Repelita Jakarta - Klasemen liga korupsi yang ramai di media sosial seharusnya menjadi teguran keras bagi semua lembaga penegak hukum.
Peneliti Lembaga Studi Anti Korupsi (LSAK) Ahmad Hariri menilai, fenomena ini menunjukkan bahwa aparat penegak hukum (APH) selama ini hanya membangun pertunjukan kasus agar disebut hebat.
"Tapi pengembalian hasil korupsi dari kasus yang telah ditangani malah paling minim," ujar Hariri.
Menurutnya, uang rakyat yang dikorupsi hanya ditindak atas nama penegakan hukum, tetapi tidak benar-benar dikembalikan kepada rakyat.
"Namun uang hasil korupsi itu tidak pernah benar-benar kembali kepada rakyat," tambahnya.
Hariri menegaskan, pertanyaan ini harus mampu dijawab oleh Komisi Pemberantasan Korupsi (KPK) dan Kejaksaan Agung (Kejagung).
Sepanjang periode 2019-2024, KPK melaporkan pengembalian hasil korupsi sebesar lebih dari Rp2,5 triliun.
Sementara itu, Kejagung sangat jarang melaporkan pengembalian hasil korupsi dari kasus yang mereka tangani.

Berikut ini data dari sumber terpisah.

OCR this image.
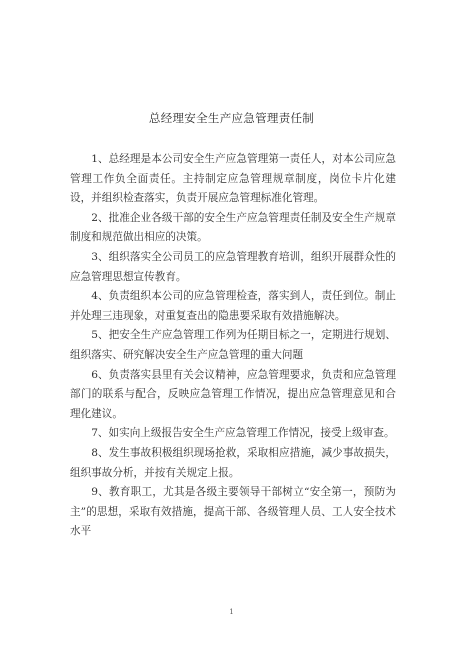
总经理安全生产应急管理责任制

1、总经理是本公司安全生产应急管理第一责任人，对本公司应急管理工作负全面责任。主持制定应急管理规章制度，岗位卡片化建设，并组织检查落实，负责开展应急管理标准化管理。

2、批准企业各级干部的安全生产应急管理责任制及安全生产规章制度和规范做出相应的决策。

3、组织落实全公司员工的应急管理教育培训，组织开展群众性的应急管理思想宣传教育。

4、负责组织本公司的应急管理检查，落实到人，责任到位。制止并处理三违现象，对重复查出的隐患要采取有效措施解决。

5、把安全生产应急管理工作列为任期目标之一，定期进行规划、组织落实、研究解决安全生产应急管理的重大问题

6、负责落实县里有关会议精神，应急管理要求，负责和应急管理部门的联系与配合，反映应急管理工作情况，提出应急管理意见和合理化建议。

7、如实向上级报告安全生产应急管理工作情况，接受上级审查。

8、发生事故积极组织现场抢救，采取相应措施，减少事故损失，组织事故分析，并按有关规定上报。

9、教育职工，尤其是各级主要领导干部树立“安全第一，预防为主”的思想，采取有效措施，提高干部、各级管理人员、工人安全技术水平

1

Padahal, lembaga ini sering mengungkap potensi kerugian negara dalam jumlah besar serta menyita banyak aset hasil korupsi.

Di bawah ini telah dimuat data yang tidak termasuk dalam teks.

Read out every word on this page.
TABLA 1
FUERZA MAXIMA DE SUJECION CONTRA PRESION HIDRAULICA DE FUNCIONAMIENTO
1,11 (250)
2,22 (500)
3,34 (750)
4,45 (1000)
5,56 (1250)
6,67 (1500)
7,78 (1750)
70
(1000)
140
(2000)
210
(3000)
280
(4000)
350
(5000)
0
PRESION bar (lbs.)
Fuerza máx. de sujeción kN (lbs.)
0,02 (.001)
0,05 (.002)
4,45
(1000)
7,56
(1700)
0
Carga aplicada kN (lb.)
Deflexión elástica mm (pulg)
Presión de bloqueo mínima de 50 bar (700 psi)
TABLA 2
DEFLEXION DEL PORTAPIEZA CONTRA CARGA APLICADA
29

"Sayangnya tidak banyak data yang rinci melaporkan recovery aset korupsi oleh Kejagung," kata Hariri.
Ia menambahkan, pemulihan aset hasil korupsi oleh KPK dan Kejagung masih sangat sedikit dibandingkan dengan total kerugian negara akibat korupsi.
"Jadi wajar setengah dari masyarakat menilai pemberantasan korupsi hanya untuk kepentingan politik," ujarnya.
Selain APH, Hariri menilai pengembalian hasil korupsi juga menjadi tanggung jawab Kementerian Keuangan (Kemenkeu).
Sebagai bendahara negara, Kemenkeu seharusnya mengumumkan secara transparan apakah uang dan aset hasil pengembalian korupsi benar telah diterima atau hanya sebatas publikasi media.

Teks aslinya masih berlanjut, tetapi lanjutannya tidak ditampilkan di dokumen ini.